Chapter 24. Automating System Tasks

You can configure Red Hat Enterprise Linux to automatically run tasks, also known as jobs:
This chapter describes how to perform these tasks.

24.1. Scheduling a Recurring Job Using Cron

Cron is a service that enables you to schedule running a task, often called a job, at regular times. A cron job is only executed if the system is running on the scheduled time. For scheduling jobs that can postpone their execution to when the system boots up, so a job is not "lost" if the system is not running, see Section 24.3, “Scheduling a Job to Run at a Specific Time Using at”.
Users specify cron jobs in cron table files, also called crontab files. These files are then read by the crond service, which executes the jobs.

24.1.1. Prerequisites for Cron Jobs

Before scheduling a cron job:
  1. Install the cronie package:
    ~]# yum install cronie
  2. The crond service is enabled - made to start automatically at boot time - upon installation. If you disabled the service, enable it:
    ~]# systemctl enable crond.service
  3. Start the crond service for the current session:
    ~]# systemctl start crond.service
  4. (optional) Configure cron. For example, you can change:
    • shell to be used when executing jobs
    • the PATH environment variable
    • mail addressee if a job sends emails.
    See the crontab(5) manual page for information on configuring cron.
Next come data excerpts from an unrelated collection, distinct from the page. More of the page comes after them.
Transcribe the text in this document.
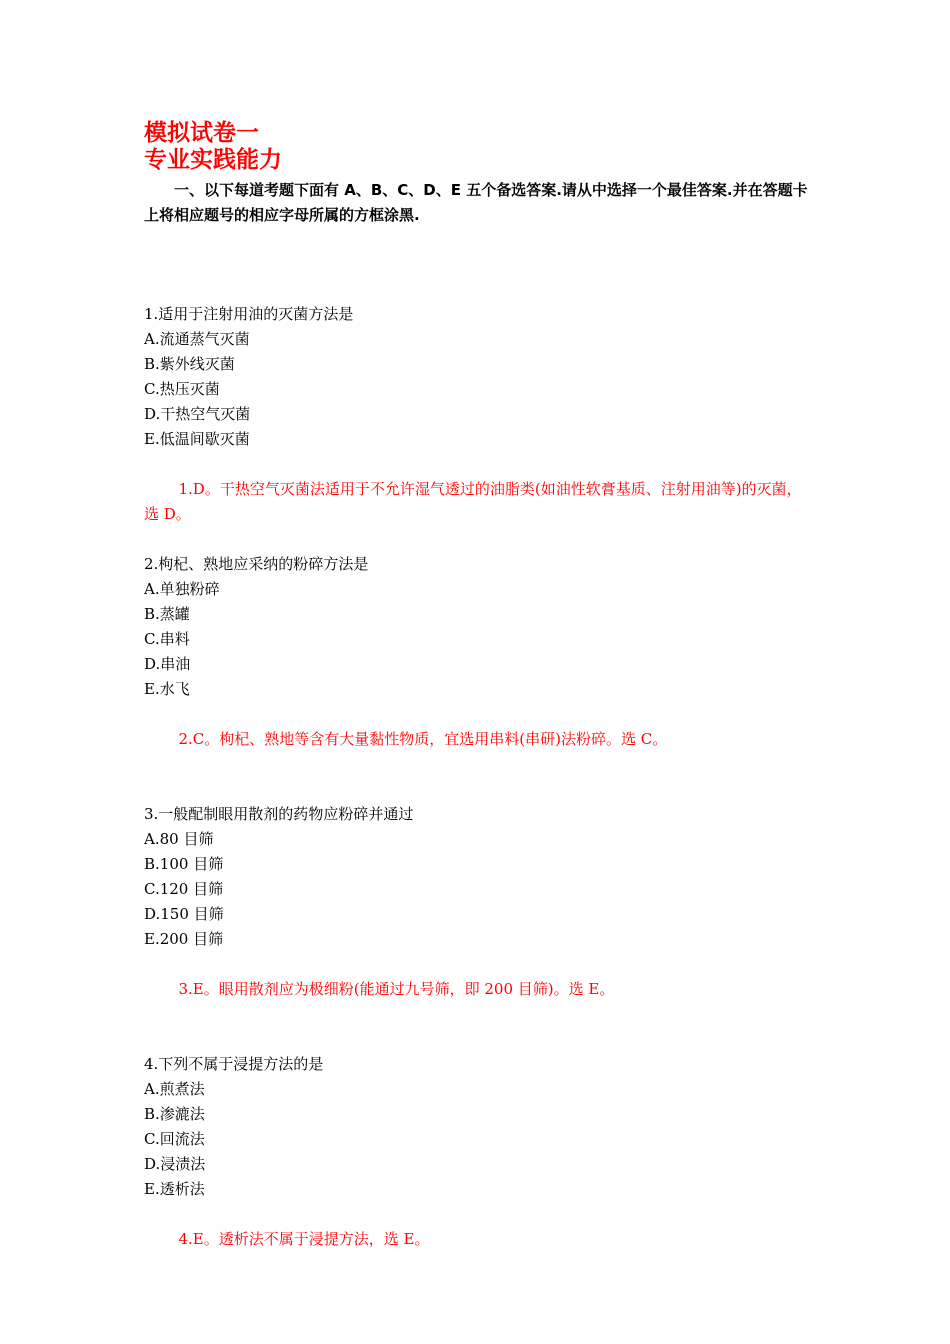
模拟试卷一
专业实践能力
一、以下每道考题下面有 A、B、C、D、E 五个备选答案.请从中选择一个最佳答案.并在答题卡上将相应题号的相应字母所属的方框涂黑.
1.适用于注射用油的灭菌方法是
A.流通蒸气灭菌
B.紫外线灭菌
C.热压灭菌
D.干热空气灭菌
E.低温间歇灭菌
1.D。干热空气灭菌法适用于不允许湿气透过的油脂类(如油性软膏基质、注射用油等)的灭菌，选 D。
2.枸杞、熟地应采纳的粉碎方法是
A.单独粉碎
B.蒸罐
C.串料
D.串油
E.水飞
2.C。枸杞、熟地等含有大量黏性物质，宜选用串料(串研)法粉碎。选 C。
3.一般配制眼用散剂的药物应粉碎并通过
A.80 目筛
B.100 目筛
C.120 目筛
D.150 目筛
E.200 目筛
3.E。眼用散剂应为极细粉(能通过九号筛，即 200 目筛)。选 E。
4.下列不属于浸提方法的是
A.煎煮法
B.渗漉法
C.回流法
D.浸渍法
E.透析法
4.E。透析法不属于浸提方法，选 E。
24.1.2. Scheduling a Cron Job

Scheduling a Job as root User

The root user uses the cron table in /etc/crontab, or, preferably, creates a cron table file in /etc/cron.d/. Use this procedure to schedule a job as root:
  1. Choose:
    • in which minutes of an hour to execute the job. For example, use 0,10,20,30,40,50 or 0/10 to specify every 10 minutes of an hour.
    • in which hours of a day to execute the job. For example, use 17-20 to specify time from 17:00 to 20:59.
    • in which days of a month to execute the job. For example, use 15 to specify 15th day of a month.
    • in which months of a year to execute the job. For example, use Jun,Jul,Aug or 6,7,8 to specify the summer months of the year.
    • in which days of the week to execute the job. For example, use * for the job to execute independently of the day of week.
    Combine the chosen values into the time specification. The above example values result into this specification:
    0,10,20,30,40,50 17-20 15 Jun,Jul,Aug *
  2. Specify the user. The job will execute as if run by this user. For example, use root.
  3. Specify the command to execute. For example, use /usr/local/bin/
  4. Put the above specifications into a single line:
    0,10,20,30,40,50 17-20 15 Jun,Jul,Aug * root /usr/local/bin/
  5. Add the resulting line to /etc/crontab, or, preferably, create a cron table file in /etc/cron.d/ and add the line there.
The job will now run as scheduled.
For full reference on how to specify a job, see the crontab(5) manual page. For basic information, see the beginning of the /etc/crontab file:

# For details see man 4 crontabs

# Example of job definition:
# .---------------- minute (0 - 59)
# |  .------------- hour (0 - 23)
# |  |  .---------- day of month (1 - 31)
# |  |  |  .------- month (1 - 12) OR jan,feb,mar,apr ...
# |  |  |  |  .---- day of week (0 - 6) (Sunday=0 or 7) OR sun,mon,tue,wed,thu,fri,sat
# |  |  |  |  |
# *  *  *  *  * user-name  command to be executed

Scheduling a Job as Non-root User

Non-root users can use the crontab utility to configure cron jobs. The jobs will run as if executed by that user.
To create a cron job as a specific user:
  1. From the user's shell, run:
    [bob@localhost ~]$ crontab -e
    This will start editing of the user's own crontab file using the editor specified by the VISUAL or EDITOR environment variable.
  2. Specify the job in the same way as in Scheduling a cron Job as root user, but leave out the field with user name. For example, instead of adding
    0,10,20,30,40,50 17-20 15 Jun,Jul,Aug * bob /home/bob/bin/
    0,10,20,30,40,50 17-20 15 Jun,Jul,Aug * /home/bob/bin/
  3. Save the file and exit the editor.
  4. (optional) To verify the new job, list the contents of the current user's crontab file by running:
    [bob@localhost ~]$ crontab -l
    @daily /home/bob/bin/

Scheduling Hourly, Daily, Weekly, and Monthly Jobs

To schedule an hourly, daily, weekly, or monthly job:
  1. Put the actions you want your job to execute into a shell script.
  2. Put the shell script into one of the following directories:
    • /etc/cron.hourly/
    • /etc/cron.daily/
    • /etc/cron.weekly/
    • /etc/cron.monthly/
From now, your script will be executed - the crond service automatically executes any scripts present in /etc/cron.hourly, /etc/cron.daily, /etc/cron.weekly, and /etc/cron.monthly directories at their corresponding times.